Le fait est que la vague semble seulement exister, semble seulement – en réalité il n’existe pas de vague séparée. La vague littéralement « ex-iste » (se tient en dehors) de l’océan – mais en réalité, aucune vague séparée ne ressort. Il semble que nous ayons là un paradoxe – une vague semble exister (ressortir) et en fait n’existe pas (car comment quoi que ce soit pourrait-il ressortir, lorsque l’océan est tout ce qui est ? Comment l’océan peut-il se tenir en dehors de lui-même ?). Nous avons le paradoxe de l’impersonnel apparaissant comme le personnel. La vague est à la fois le personnel ET l’impersonnel. À la fois, elle existe et n’existe pas. Elle apparaît être séparée (l’histoire) et pourtant elle n’est pas séparée de l’océan, de la vie.
Maintenant, le monde de la vague est le monde de la dualité. Du point de vue de la vague, il semble qu’il existe des divisions : entre l’impersonnel et le personnel, entre l’absolu et le relatif, entre la vacuité et la forme, entre la dualité et la non-dualité. Cependant du point de vue de l’océan ces division n’existent pas – rien n’existe. Seule une vague divisera le personnel de l’impersonnel, le soi du non soi, quelqu’un de personne. L’océan ne peut pas diviser de cette manière, car il est tout ce qui est, sans aucune possibilité de se diviser de lui-même. L’eau ne peut se diviser de l’eau.
Seule la vague parle. L’océan reste silencieux : il n’a rien à dire. Il « n’existe » pas, car il ne peut « sortir de lui-même », il ne peut se séparer en aucune manière.
Ainsi il devient clair que :
1.    Seule (l’apparence d’) une personne pourra diviser le personnel de l’impersonnel, puis affirmer que son expression ou son enseignement est l’un ou l’autre.
2.    Seule une personne affirmera ne pas être une personne, car seule une personne verra cette division (personne / non personne). Identiquement, seul un soi affirmera ne pas avoir de soi, seul un ego affirmera être libre de l’ego…
3.    Seul un enseignement ancré dans la dualité rejettera comme dualistes d’autres enseignements. Seul un enseignant en conflit avec sa propre ignorance donnera l’étiquette d’ignorant à d’autres enseignants. Le monde est un parfait miroir de vous-même.

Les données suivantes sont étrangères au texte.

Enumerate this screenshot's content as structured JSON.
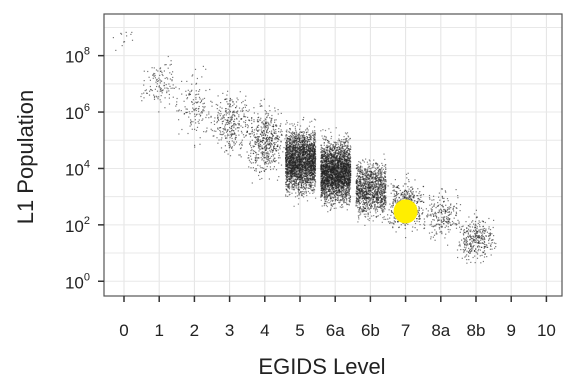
{
  "chart_data": {
    "type": "scatter",
    "title": "",
    "xlabel": "EGIDS Level",
    "ylabel": "L1 Population",
    "x_categories": [
      "0",
      "1",
      "2",
      "3",
      "4",
      "5",
      "6a",
      "6b",
      "7",
      "8a",
      "8b",
      "9",
      "10"
    ],
    "y_scale": "log10",
    "ylim": [
      0.3,
      3000000000
    ],
    "y_ticks": [
      {
        "value": 1,
        "base": "10",
        "exp": "0"
      },
      {
        "value": 100,
        "base": "10",
        "exp": "2"
      },
      {
        "value": 10000,
        "base": "10",
        "exp": "4"
      },
      {
        "value": 1000000,
        "base": "10",
        "exp": "6"
      },
      {
        "value": 100000000,
        "base": "10",
        "exp": "8"
      }
    ],
    "grid": true,
    "legend": "none",
    "point_color": "#222222",
    "highlight_color": "#ffee00",
    "series": [
      {
        "category_distributions": [
          {
            "x": "0",
            "count": 12,
            "log10_median": 8.6,
            "log10_spread": 0.4
          },
          {
            "x": "1",
            "count": 120,
            "log10_median": 7.0,
            "log10_spread": 0.7
          },
          {
            "x": "2",
            "count": 140,
            "log10_median": 6.2,
            "log10_spread": 0.9
          },
          {
            "x": "3",
            "count": 300,
            "log10_median": 5.6,
            "log10_spread": 0.9
          },
          {
            "x": "4",
            "count": 500,
            "log10_median": 5.0,
            "log10_spread": 0.9
          },
          {
            "x": "5",
            "count": 2600,
            "log10_median": 4.3,
            "log10_spread": 0.85
          },
          {
            "x": "6a",
            "count": 2900,
            "log10_median": 3.9,
            "log10_spread": 0.85
          },
          {
            "x": "6b",
            "count": 1200,
            "log10_median": 3.3,
            "log10_spread": 0.75
          },
          {
            "x": "7",
            "count": 450,
            "log10_median": 2.7,
            "log10_spread": 0.7
          },
          {
            "x": "8a",
            "count": 220,
            "log10_median": 2.4,
            "log10_spread": 0.7
          },
          {
            "x": "8b",
            "count": 320,
            "log10_median": 1.5,
            "log10_spread": 0.6
          }
        ]
      }
    ],
    "highlight_point": {
      "x": "7",
      "y": 300
    }
  }
}
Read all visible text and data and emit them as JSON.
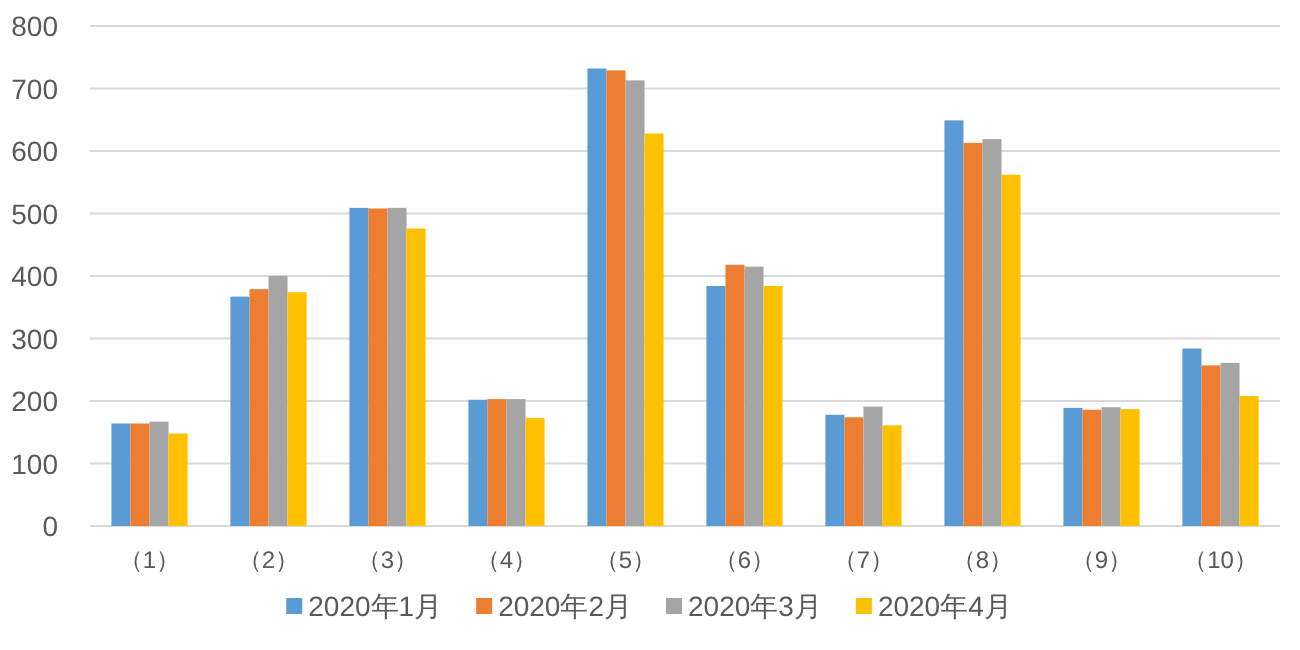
{
  "chart_data": {
    "type": "bar",
    "categories": [
      "（1）",
      "（2）",
      "（3）",
      "（4）",
      "（5）",
      "（6）",
      "（7）",
      "（8）",
      "（9）",
      "（10）"
    ],
    "series": [
      {
        "name": "2020年1月",
        "color": "#5b9bd5",
        "values": [
          164,
          367,
          509,
          202,
          732,
          384,
          178,
          649,
          189,
          284
        ]
      },
      {
        "name": "2020年2月",
        "color": "#ed7d31",
        "values": [
          164,
          379,
          508,
          203,
          729,
          418,
          174,
          613,
          186,
          257
        ]
      },
      {
        "name": "2020年3月",
        "color": "#a5a5a5",
        "values": [
          167,
          400,
          509,
          203,
          713,
          415,
          191,
          619,
          190,
          261
        ]
      },
      {
        "name": "2020年4月",
        "color": "#ffc000",
        "values": [
          148,
          374,
          476,
          173,
          628,
          384,
          161,
          562,
          187,
          208
        ]
      }
    ],
    "ylim": [
      0,
      800
    ],
    "yticks": [
      0,
      100,
      200,
      300,
      400,
      500,
      600,
      700,
      800
    ],
    "grid": "y",
    "legend": "bottom"
  }
}
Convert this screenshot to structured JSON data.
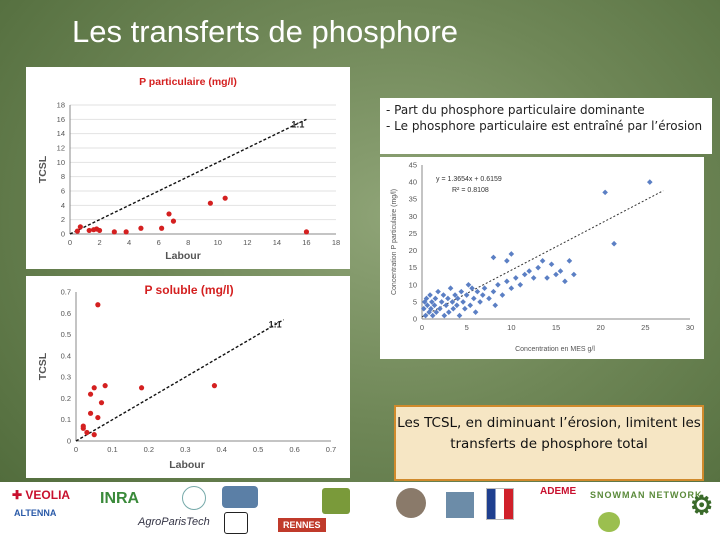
{
  "slide_title": "Les transferts de phosphore",
  "notes": {
    "line1": "- Part du phosphore particulaire dominante",
    "line2": "- Le phosphore particulaire est entraîné par l’érosion"
  },
  "callout": {
    "text": "Les TCSL, en diminuant l’érosion, limitent les transferts de phosphore total"
  },
  "logos": {
    "veolia": "VEOLIA",
    "altenna": "ALTENNA",
    "inra": "INRA",
    "agroparistech": "AgroParisTech",
    "rennes": "RENNES",
    "ademe": "ADEME",
    "snowman": "SNOWMAN NETWORK"
  },
  "chart_data": [
    {
      "type": "scatter",
      "title": "P particulaire (mg/l)",
      "xlabel": "Labour",
      "ylabel": "TCSL",
      "xlim": [
        0,
        18
      ],
      "ylim": [
        0,
        18
      ],
      "xticks": [
        0,
        2,
        4,
        6,
        8,
        10,
        12,
        14,
        16,
        18
      ],
      "yticks": [
        0,
        2,
        4,
        6,
        8,
        10,
        12,
        14,
        16,
        18
      ],
      "color": "#d42020",
      "reference_line": {
        "label": "1:1",
        "from": [
          0,
          0
        ],
        "to": [
          16,
          16
        ]
      },
      "points": [
        [
          0.5,
          0.4
        ],
        [
          0.7,
          1.0
        ],
        [
          1.3,
          0.5
        ],
        [
          1.6,
          0.6
        ],
        [
          1.8,
          0.7
        ],
        [
          2.0,
          0.5
        ],
        [
          3.0,
          0.3
        ],
        [
          3.8,
          0.3
        ],
        [
          4.8,
          0.8
        ],
        [
          6.2,
          0.8
        ],
        [
          6.7,
          2.8
        ],
        [
          7.0,
          1.8
        ],
        [
          9.5,
          4.3
        ],
        [
          10.5,
          5.0
        ],
        [
          16.0,
          0.3
        ]
      ]
    },
    {
      "type": "scatter",
      "title": "P soluble (mg/l)",
      "xlabel": "Labour",
      "ylabel": "TCSL",
      "xlim": [
        0,
        0.7
      ],
      "ylim": [
        0,
        0.7
      ],
      "xticks": [
        0,
        0.1,
        0.2,
        0.3,
        0.4,
        0.5,
        0.6,
        0.7
      ],
      "yticks": [
        0,
        0.1,
        0.2,
        0.3,
        0.4,
        0.5,
        0.6,
        0.7
      ],
      "color": "#d42020",
      "reference_line": {
        "label": "1:1",
        "from": [
          0,
          0
        ],
        "to": [
          0.57,
          0.57
        ]
      },
      "points": [
        [
          0.02,
          0.06
        ],
        [
          0.02,
          0.07
        ],
        [
          0.03,
          0.04
        ],
        [
          0.04,
          0.13
        ],
        [
          0.04,
          0.22
        ],
        [
          0.05,
          0.25
        ],
        [
          0.05,
          0.03
        ],
        [
          0.06,
          0.64
        ],
        [
          0.06,
          0.11
        ],
        [
          0.07,
          0.18
        ],
        [
          0.08,
          0.26
        ],
        [
          0.18,
          0.25
        ],
        [
          0.38,
          0.26
        ]
      ]
    },
    {
      "type": "scatter",
      "title": "",
      "xlabel": "Concentration en MES g/l",
      "ylabel": "Concentration P particulaire (mg/l)",
      "xlim": [
        0,
        30
      ],
      "ylim": [
        0,
        45
      ],
      "xticks": [
        0,
        5,
        10,
        15,
        20,
        25,
        30
      ],
      "yticks": [
        0,
        5,
        10,
        15,
        20,
        25,
        30,
        35,
        40,
        45
      ],
      "color": "#5b7fc4",
      "equation": "y = 1.3654x + 0.6159",
      "r2": "R² = 0.8108",
      "trendline": {
        "from": [
          0,
          0.6159
        ],
        "to": [
          27,
          37.48
        ]
      },
      "points": [
        [
          0.2,
          3
        ],
        [
          0.3,
          5
        ],
        [
          0.4,
          1
        ],
        [
          0.5,
          6
        ],
        [
          0.6,
          4
        ],
        [
          0.8,
          2
        ],
        [
          0.9,
          7
        ],
        [
          1,
          3
        ],
        [
          1.1,
          5
        ],
        [
          1.2,
          1
        ],
        [
          1.4,
          4
        ],
        [
          1.5,
          6
        ],
        [
          1.6,
          2
        ],
        [
          1.8,
          8
        ],
        [
          2,
          3
        ],
        [
          2.2,
          5
        ],
        [
          2.4,
          7
        ],
        [
          2.5,
          1
        ],
        [
          2.7,
          4
        ],
        [
          2.9,
          6
        ],
        [
          3,
          2
        ],
        [
          3.2,
          9
        ],
        [
          3.4,
          5
        ],
        [
          3.5,
          3
        ],
        [
          3.7,
          7
        ],
        [
          3.9,
          4
        ],
        [
          4,
          6
        ],
        [
          4.2,
          1
        ],
        [
          4.4,
          8
        ],
        [
          4.6,
          5
        ],
        [
          4.8,
          3
        ],
        [
          5,
          7
        ],
        [
          5.2,
          10
        ],
        [
          5.4,
          4
        ],
        [
          5.6,
          9
        ],
        [
          5.8,
          6
        ],
        [
          6,
          2
        ],
        [
          6.2,
          8
        ],
        [
          6.5,
          5
        ],
        [
          6.8,
          7
        ],
        [
          7,
          9
        ],
        [
          7.5,
          6
        ],
        [
          8,
          8
        ],
        [
          8.2,
          4
        ],
        [
          8.5,
          10
        ],
        [
          9,
          7
        ],
        [
          9.5,
          11
        ],
        [
          10,
          9
        ],
        [
          10.5,
          12
        ],
        [
          11,
          10
        ],
        [
          11.5,
          13
        ],
        [
          12,
          14
        ],
        [
          12.5,
          12
        ],
        [
          13,
          15
        ],
        [
          13.5,
          17
        ],
        [
          14,
          12
        ],
        [
          14.5,
          16
        ],
        [
          15,
          13
        ],
        [
          15.5,
          14
        ],
        [
          16,
          11
        ],
        [
          16.5,
          17
        ],
        [
          17,
          13
        ],
        [
          8,
          18
        ],
        [
          9.5,
          17
        ],
        [
          10,
          19
        ],
        [
          20.5,
          37
        ],
        [
          21.5,
          22
        ],
        [
          25.5,
          40
        ]
      ]
    }
  ]
}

4.    Si un enseignement était parfaitement impersonnel, il n’existerait pas, rencontres et retraites seraient impossibles. L’océan ne parle pas. Pour pouvoir s’appeler impersonnel, un enseignement doit d’abord s’inscrire dans le personnel, puis le rejeter. Ingénieux !
Tout cela est merveilleux et signifie que personne n’a les réponses. Cela signifie aussi que lorsque l’on aborde l’océan, aucune vague ne peut être une autorité. Aucune vague de l’océan ne peut transcender l’océan – car elles sont seulement l’expression de l’océan. Une vague qui prétend avoir transcendé l’océan ou être allé au-delà de l’océan, n’est toujours qu’une vague qui fait certaines déclarations. Même le plus radical des enseignants de l’Advaita n’est toujours qu’une vague. Personne n’a « atteint » l’impersonnel ou « n’est allé au-delà » du personnel, parce que la vague ne peut pas aller au-delà d’elle-même. Toutes les vagues sont égales en essence : elles sont eau.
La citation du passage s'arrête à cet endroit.